Artificial Intelligence

Does Social Media “Misinformation” Anger You? There’s An AI For That Too – Deadline


The amped-up efforts by Facebook and Twitter to tone down blatant “misinformation” on the campaign trail merits public support. Personally, I find myself trying with limited success to tune out the political noise while sensing that the problem goes beyond that.

The rhetoric of politics overall sounds tired and anachronistic, but then, to my ear, so does much of the dialogue on the popular streamers we binge on. Further, check out the “virtual learning” classes that now pass for “education” and you run into even lazier forms of communication. We all decided the earth was flat even before the new Netflix documentary, titled Social Dilemma, pointed up the random anti-truths directed our way.

So while misinformation is being challenged by the social media monoliths, my techno-nerd friends remind me that the demise of honest communication demands a more drastic approach. Their solution? Get ready to groan — remember, they’re nerds.

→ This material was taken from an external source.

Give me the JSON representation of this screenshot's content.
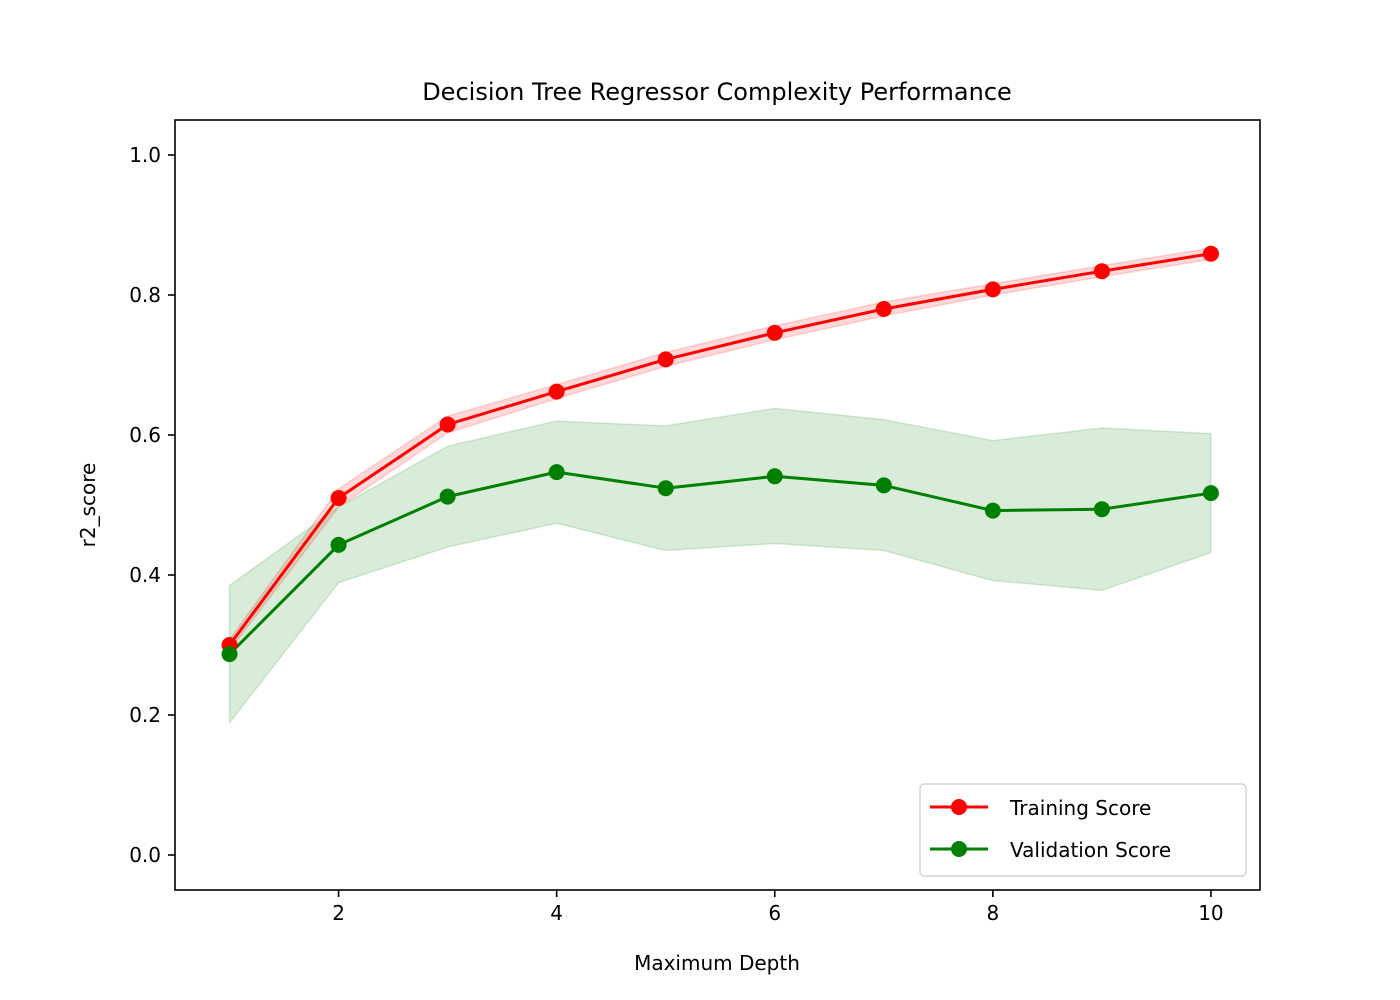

Their solution is to alert us to the expanding tools of neuro-symbiotic AI — artificial intelligence. For most of us, AI conjures an old Steven Spielberg movie in which a robotic Haley Joel Osment keeps flunking the tests of his cybertronics instructors. Little wonder the poor kid kept saying “I see dead people” (oops, different movie).

But a San Francisco-based software company called Open AI last month unveiled a system that could write coherent essays, design software applications and even propose recipes for breakfast burritos – that is, if fed the appropriate maze of symbols. It’s called “deep learning” but it could even lead to “deep communicating.”

Mike Davies, director of Intel Corp’s neuromorphic computing lab, contends that neuro-symbolic AI can potentially deliver our own voice assistants adjusted to user needs, analyzing problems or even, some day, writing film scripts — or political speeches.

“These systems are still nascent but you could imagine that as the technology progresses, entirely new fields could emerge in terms of advertising or media,” Francesco Marconi, founder of Applied XI, told the Wall Street Journal. His company generates briefs on health and environmental data. “They will become effective at assisting people because they’ll be able to understand and communicate.”

The ultimate aim is to build support for a sort of Manhattan Project, akin to the body that fostered the atom bomb. Spending on this technology could grow to $3.2 billion by 2023, according to IDC, a research firm, that looks for future support coming from health care, banking and retail. Yann LeCun, chief AI scientist at Facebook, insists we are in sight of creating a machine that can “learn how the world works by watching video, listening to audio and reading text.”

Given the critical results of its own self-audits, Facebook is under growing pressure to police hate speech, with AI-based censors potentially mobilized to crack down on targeted content. Thus extremists who argue that conservationists triggered the fires in Oregon could no longer aim their social media propaganda directly at any user who happens to check on fires or conservation.

But advances must come from sources even more esoteric then AI, some scientists insist. In a new book titled Livewired, David Eagleman, a practicing futurist, argues that the increasingly important field of brain science itself will nurture development of artificial “neural” networks.

As these networks proliferate, they will be embellished by “machines that themselves can learn, and adjust to new surroundings,” such as self-driving cars or power grids distributing electricity.

Argues Eagleman, “The capacity to grow new neural circuits isn’t just a response to trauma – it’s with all of us every day and it forms the basis of all learning.”

So here’s the epiphany: Given the heightened sophistication of our neuro circuitry, political candidates may actually have to talk honestly to us. And there is nothing more intimidating to a political candidate than an intelligent audience — even if it’s artificially intelligent.